Des Moines' first woman mayor takes office

A photo of Connie Boesen.

Connie Boesen at the grand reopening of McRae Park last year. Photo: Courtesy of the City of Des Moines

Connie Boesen starts work as Des Moines' mayor on Tuesday at noon as the first woman to lead the city in its nearly 180-year history.

Why it matters: The transition marks the first change in DSM's top-elected position in two decades, as Frank Cownie had been mayor since 2004.

Catch up fast: The East High School graduate and former buyer for Younkers department store now owns and operates Applishus and Salad Bowl concessions at the Iowa State Fair.

  • She was a DSM School Board member for 14 years before being elected to City Council in 2017.

State of play: Tuesday's transition to mayor gives Boesen more ability to influence the council's agenda but doesn't change her voting power.

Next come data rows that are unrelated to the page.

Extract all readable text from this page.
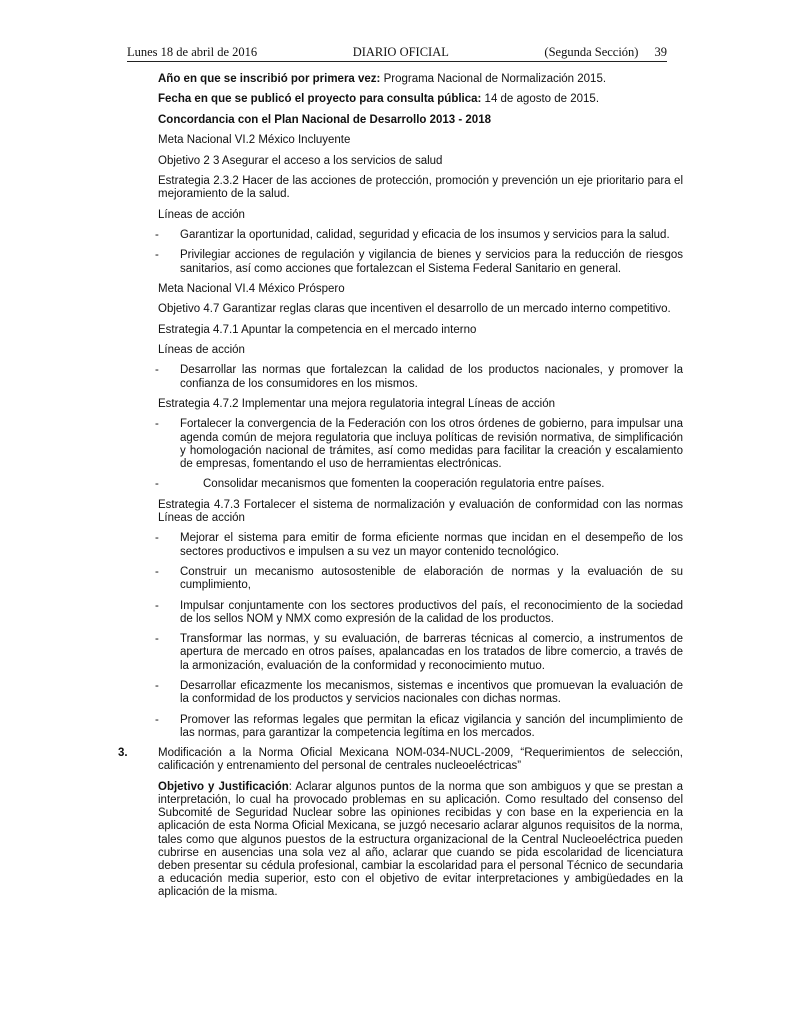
Lunes 18 de abril de 2016	DIARIO OFICIAL	(Segunda Sección) 39

Año en que se inscribió por primera vez: Programa Nacional de Normalización 2015.

Fecha en que se publicó el proyecto para consulta pública: 14 de agosto de 2015.

Concordancia con el Plan Nacional de Desarrollo 2013 - 2018

Meta Nacional VI.2 México Incluyente

Objetivo 2 3 Asegurar el acceso a los servicios de salud

Estrategia 2.3.2 Hacer de las acciones de protección, promoción y prevención un eje prioritario para el mejoramiento de la salud.

Líneas de acción

- Garantizar la oportunidad, calidad, seguridad y eficacia de los insumos y servicios para la salud.
- Privilegiar acciones de regulación y vigilancia de bienes y servicios para la reducción de riesgos sanitarios, así como acciones que fortalezcan el Sistema Federal Sanitario en general.

Meta Nacional VI.4 México Próspero

Objetivo 4.7 Garantizar reglas claras que incentiven el desarrollo de un mercado interno competitivo.

Estrategia 4.7.1 Apuntar la competencia en el mercado interno

Líneas de acción

- Desarrollar las normas que fortalezcan la calidad de los productos nacionales, y promover la confianza de los consumidores en los mismos.

Estrategia 4.7.2 Implementar una mejora regulatoria integral Líneas de acción

- Fortalecer la convergencia de la Federación con los otros órdenes de gobierno, para impulsar una agenda común de mejora regulatoria que incluya políticas de revisión normativa, de simplificación y homologación nacional de trámites, así como medidas para facilitar la creación y escalamiento de empresas, fomentando el uso de herramientas electrónicas.
-	Consolidar mecanismos que fomenten la cooperación regulatoria entre países.

Estrategia 4.7.3 Fortalecer el sistema de normalización y evaluación de conformidad con las normas Líneas de acción

- Mejorar el sistema para emitir de forma eficiente normas que incidan en el desempeño de los sectores productivos e impulsen a su vez un mayor contenido tecnológico.
- Construir un mecanismo autosostenible de elaboración de normas y la evaluación de su cumplimiento,
- Impulsar conjuntamente con los sectores productivos del país, el reconocimiento de la sociedad de los sellos NOM y NMX como expresión de la calidad de los productos.
- Transformar las normas, y su evaluación, de barreras técnicas al comercio, a instrumentos de apertura de mercado en otros países, apalancadas en los tratados de libre comercio, a través de la armonización, evaluación de la conformidad y reconocimiento mutuo.
- Desarrollar eficazmente los mecanismos, sistemas e incentivos que promuevan la evaluación de la conformidad de los productos y servicios nacionales con dichas normas.
- Promover las reformas legales que permitan la eficaz vigilancia y sanción del incumplimiento de las normas, para garantizar la competencia legítima en los mercados.
3.	Modificación a la Norma Oficial Mexicana NOM-034-NUCL-2009, “Requerimientos de selección, calificación y entrenamiento del personal de centrales nucleoeléctricas”

Objetivo y Justificación: Aclarar algunos puntos de la norma que son ambiguos y que se prestan a interpretación, lo cual ha provocado problemas en su aplicación. Como resultado del consenso del Subcomité de Seguridad Nuclear sobre las opiniones recibidas y con base en la experiencia en la aplicación de esta Norma Oficial Mexicana, se juzgó necesario aclarar algunos requisitos de la norma, tales como que algunos puestos de la estructura organizacional de la Central Nucleoeléctrica pueden cubrirse en ausencias una sola vez al año, aclarar que cuando se pida escolaridad de licenciatura deben presentar su cédula profesional, cambiar la escolaridad para el personal Técnico de secundaria a educación media superior, esto con el objetivo de evitar interpretaciones y ambigüedades en la aplicación de la misma.
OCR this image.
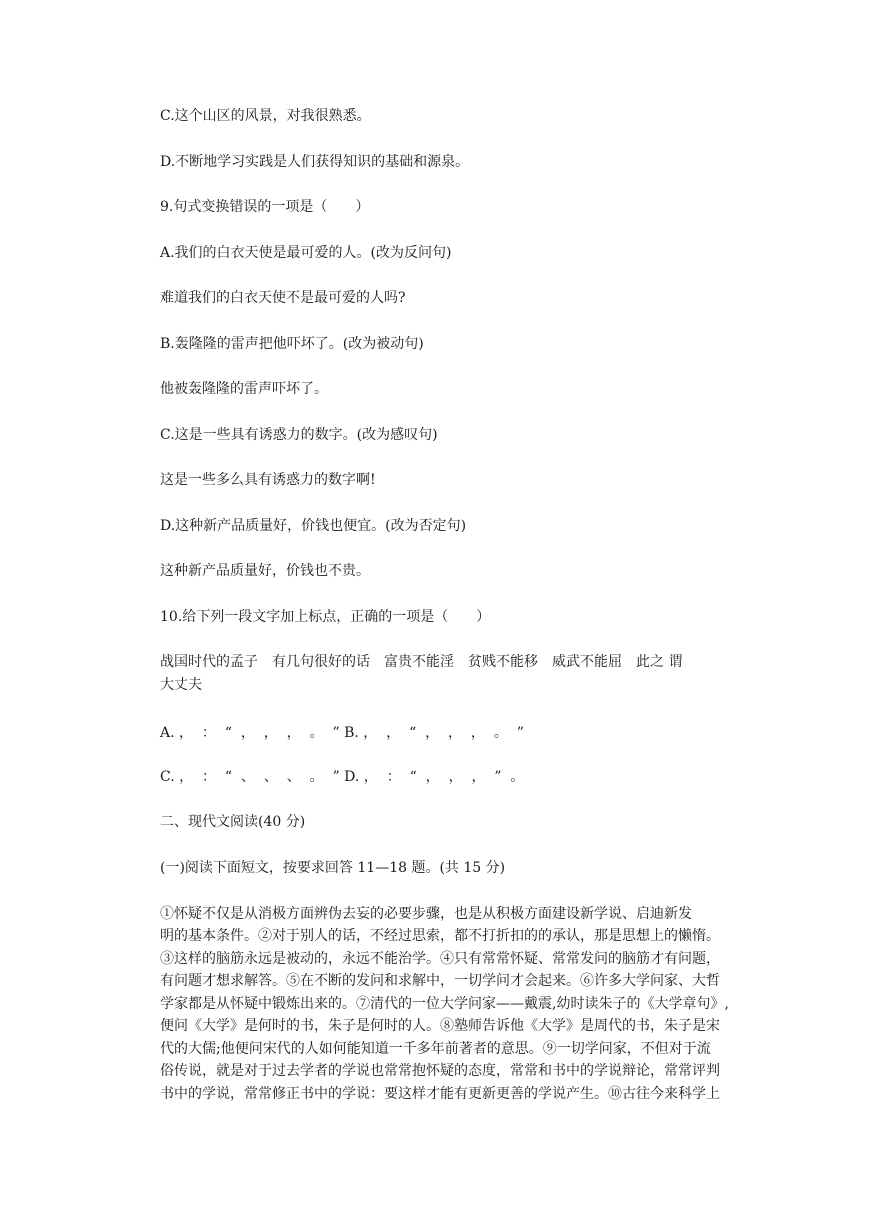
C.这个山区的风景，对我很熟悉。
D.不断地学习实践是人们获得知识的基础和源泉。
9.句式变换错误的一项是（　　）
A.我们的白衣天使是最可爱的人。(改为反问句)
难道我们的白衣天使不是最可爱的人吗?
B.轰隆隆的雷声把他吓坏了。(改为被动句)
他被轰隆隆的雷声吓坏了。
C.这是一些具有诱惑力的数字。(改为感叹句)
这是一些多么具有诱惑力的数字啊!
D.这种新产品质量好，价钱也便宜。(改为否定句)
这种新产品质量好，价钱也不贵。
10.给下列一段文字加上标点，正确的一项是（　　）
战国时代的孟子　有几句很好的话　富贵不能淫　贫贱不能移　威武不能屈　此之 谓
大丈夫
A. ，  ：  “  ，  ，  ，  。  ” B. ，  ，  “  ，  ，  ，  。  ”
C. ，  ：  “  、  、  、  。  ” D. ，  ：  “  ，  ，  ，  ”  。
二、现代文阅读(40 分)
(一)阅读下面短文，按要求回答 11—18 题。(共 15 分)
①怀疑不仅是从消极方面辨伪去妄的必要步骤，也是从积极方面建设新学说、启迪新发
明的基本条件。②对于别人的话，不经过思索，都不打折扣的的承认，那是思想上的懒惰。
③这样的脑筋永远是被动的，永远不能治学。④只有常常怀疑、常常发问的脑筋才有问题，
有问题才想求解答。⑤在不断的发问和求解中，一切学问才会起来。⑥许多大学问家、大哲
学家都是从怀疑中锻炼出来的。⑦清代的一位大学问家——戴震,幼时读朱子的《大学章句》,
便问《大学》是何时的书，朱子是何时的人。⑧塾师告诉他《大学》是周代的书，朱子是宋
代的大儒;他便问宋代的人如何能知道一千多年前著者的意思。⑨一切学问家，不但对于流
俗传说，就是对于过去学者的学说也常常抱怀疑的态度，常常和书中的学说辩论，常常评判
书中的学说，常常修正书中的学说：要这样才能有更新更善的学说产生。⑩古往今来科学上
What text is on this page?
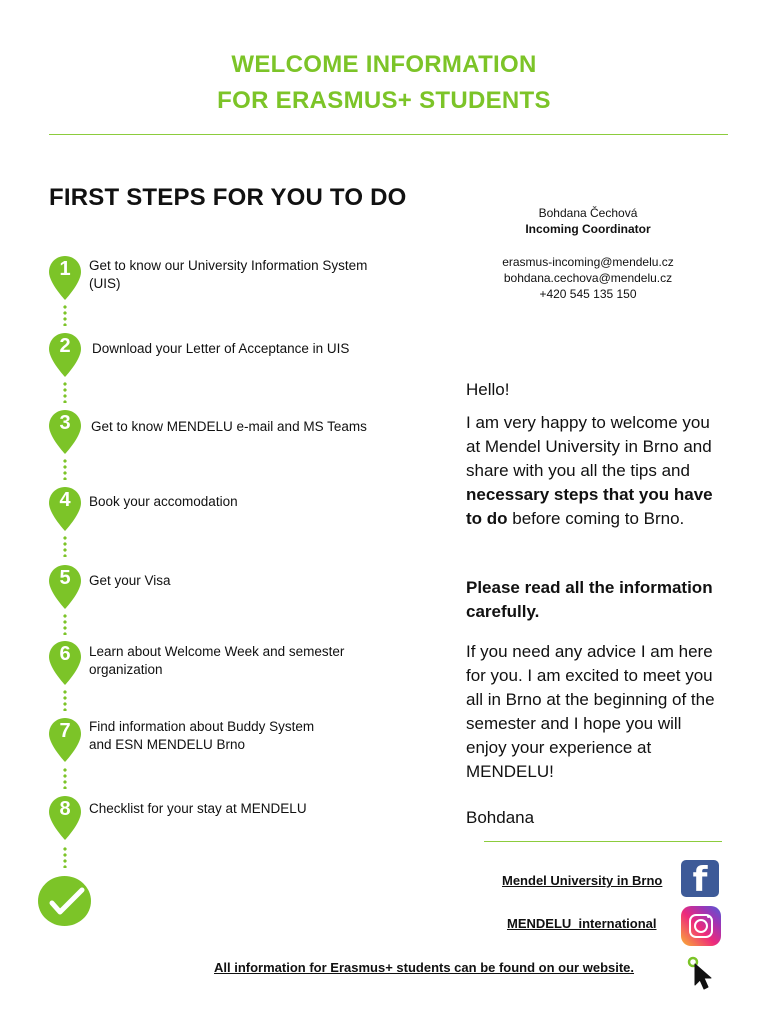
WELCOME INFORMATION
FOR ERASMUS+ STUDENTS
FIRST STEPS FOR YOU TO DO
1	Get to know our University Information System
(UIS)
2	Download your Letter of Acceptance in UIS
3	Get to know MENDELU e-mail and MS Teams
4	Book your accomodation
5	Get your Visa
6	Learn about Welcome Week and semester
organization
7	Find information about Buddy System
and ESN MENDELU Brno
8	Checklist for your stay at MENDELU
Bohdana Čechová
Incoming Coordinator
erasmus-incoming@mendelu.cz
bohdana.cechova@mendelu.cz
+420 545 135 150
Hello!
I am very happy to welcome you at Mendel University in Brno and share with you all the tips and necessary steps that you have to do before coming to Brno.
Please read all the information carefully.
If you need any advice I am here for you. I am excited to meet you all in Brno at the beginning of the semester and I hope you will enjoy your experience at MENDELU!
Bohdana
Mendel University in Brno f
MENDELU_international
All information for Erasmus+ students can be found on our website.
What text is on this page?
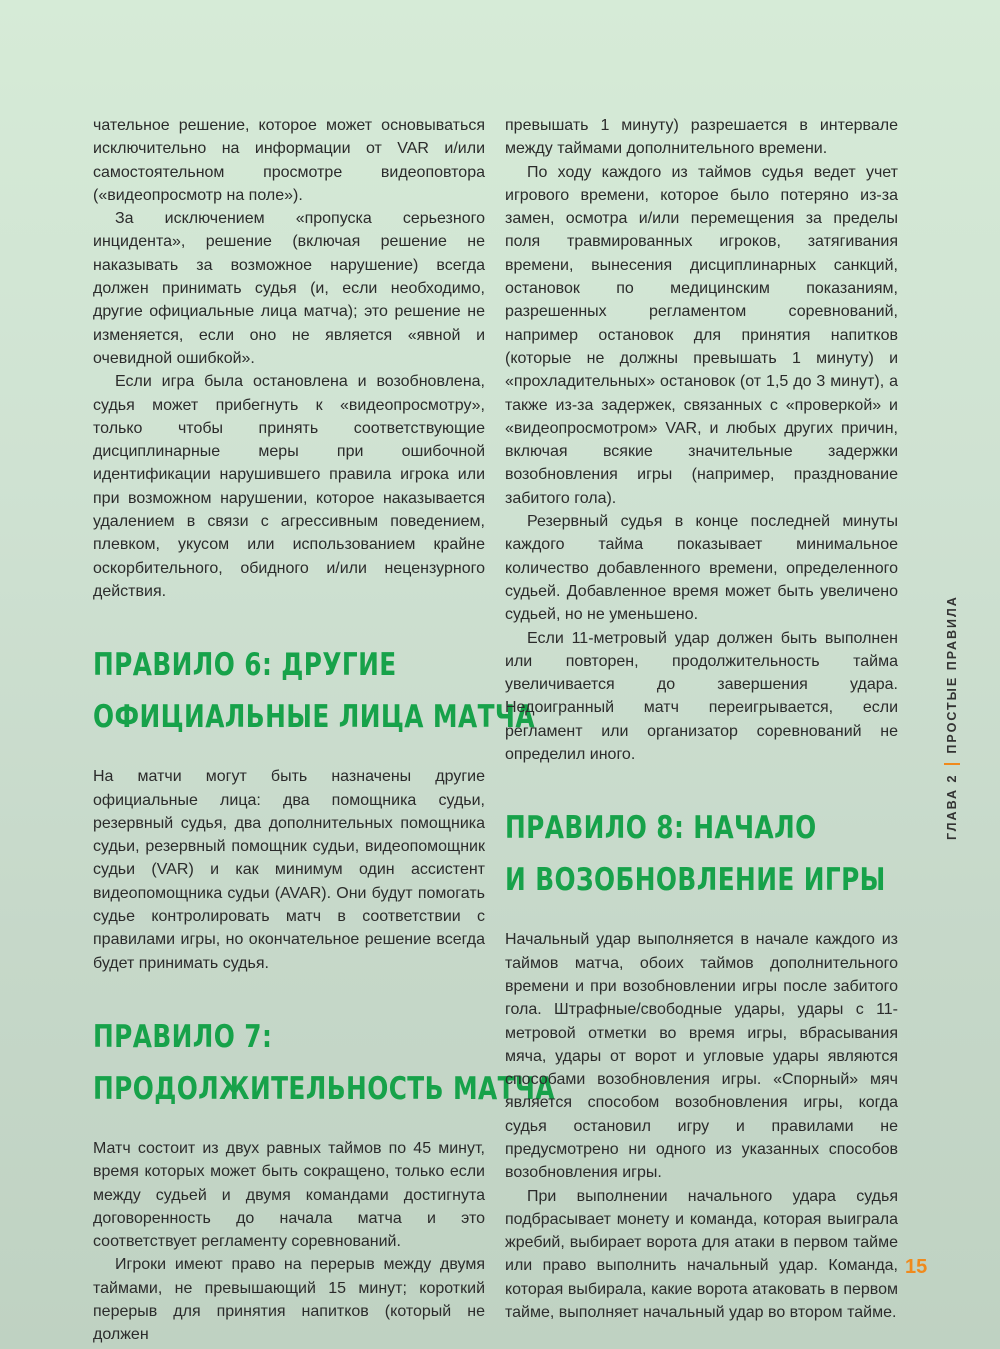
чательное решение, которое может основываться исключительно на информации от VAR и/или самостоятельном просмотре видеоповтора («видеопросмотр на поле»).

За исключением «пропуска серьезного инцидента», решение (включая решение не наказывать за возможное нарушение) всегда должен принимать судья (и, если необходимо, другие официальные лица матча); это решение не изменяется, если оно не является «явной и очевидной ошибкой».

Если игра была остановлена и возобновлена, судья может прибегнуть к «видеопросмотру», только чтобы принять соответствующие дисциплинарные меры при ошибочной идентификации нарушившего правила игрока или при возможном нарушении, которое наказывается удалением в связи с агрессивным поведением, плевком, укусом или использованием крайне оскорбительного, обидного и/или нецензурного действия.

ПРАВИЛО 6: ДРУГИЕ
ОФИЦИАЛЬНЫЕ ЛИЦА МАТЧА

На матчи могут быть назначены другие официальные лица: два помощника судьи, резервный судья, два дополнительных помощника судьи, резервный помощник судьи, видеопомощник судьи (VAR) и как минимум один ассистент видеопомощника судьи (AVAR). Они будут помогать судье контролировать матч в соответствии с правилами игры, но окончательное решение всегда будет принимать судья.

ПРАВИЛО 7:
ПРОДОЛЖИТЕЛЬНОСТЬ МАТЧА

Матч состоит из двух равных таймов по 45 минут, время которых может быть сокращено, только если между судьей и двумя командами достигнута договоренность до начала матча и это соответствует регламенту соревнований.

Игроки имеют право на перерыв между двумя таймами, не превышающий 15 минут; короткий перерыв для принятия напитков (который не должен

превышать 1 минуту) разрешается в интервале между таймами дополнительного времени.

По ходу каждого из таймов судья ведет учет игрового времени, которое было потеряно из-за замен, осмотра и/или перемещения за пределы поля травмированных игроков, затягивания времени, вынесения дисциплинарных санкций, остановок по медицинским показаниям, разрешенных регламентом соревнований, например остановок для принятия напитков (которые не должны превышать 1 минуту) и «прохладительных» остановок (от 1,5 до 3 минут), а также из-за задержек, связанных с «проверкой» и «видеопросмотром» VAR, и любых других причин, включая всякие значительные задержки возобновления игры (например, празднование забитого гола).

Резервный судья в конце последней минуты каждого тайма показывает минимальное количество добавленного времени, определенного судьей. Добавленное время может быть увеличено судьей, но не уменьшено.

Если 11-метровый удар должен быть выполнен или повторен, продолжительность тайма увеличивается до завершения удара. Недоигранный матч переигрывается, если регламент или организатор соревнований не определил иного.

ПРАВИЛО 8: НАЧАЛО
И ВОЗОБНОВЛЕНИЕ ИГРЫ

Начальный удар выполняется в начале каждого из таймов матча, обоих таймов дополнительного времени и при возобновлении игры после забитого гола. Штрафные/свободные удары, удары с 11-метровой отметки во время игры, вбрасывания мяча, удары от ворот и угловые удары являются способами возобновления игры. «Спорный» мяч является способом возобновления игры, когда судья остановил игру и правилами не предусмотрено ни одного из указанных способов возобновления игры.

При выполнении начального удара судья подбрасывает монету и команда, которая выиграла жребий, выбирает ворота для атаки в первом тайме или право выполнить начальный удар. Команда, которая выбирала, какие ворота атаковать в первом тайме, выполняет начальный удар во втором тайме.

ГЛАВА 2
ПРОСТЫЕ ПРАВИЛА
15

  • The city's form of government does not grant her a veto, meaning she remains one of seven votes on the council.

Yes, but: The council's procedural rules give the mayor more power to bring ideas up for discussion or vote, making it easier to call attention to her top priorities.

Driving the news: Improving city processes required of businesses will be among her first 2024 agenda items, she tells Axios.

  • For example, she says a common criticism among developers is that building codes can become overly burdensome and delay progress, especially for redevelopment in older structures.

What's happening: The city will soon hire an economic development employee to help small businesses navigate things like construction permitting.

  • City staffers are also soliciting feedback from developers about how to streamline regulatory processes to bring solutions to the council in the coming months, Boesen says.
  • The goal is to make doing business in DSM simpler and more efficient, not to roll back building and public safety standards, she says.

Plus: Boesen wants to focus more attention on underdeveloped properties to boost DSM's tax base.

  • "When I see an empty lot or a boarded-up building, I see opportunity," she says.

Of note: Boesen's official swearing-in ceremony will take place during the Jan. 8 City Council meeting.

  • The council will decide whether to hold a special election or appoint someone to the at-large seat that she previously held.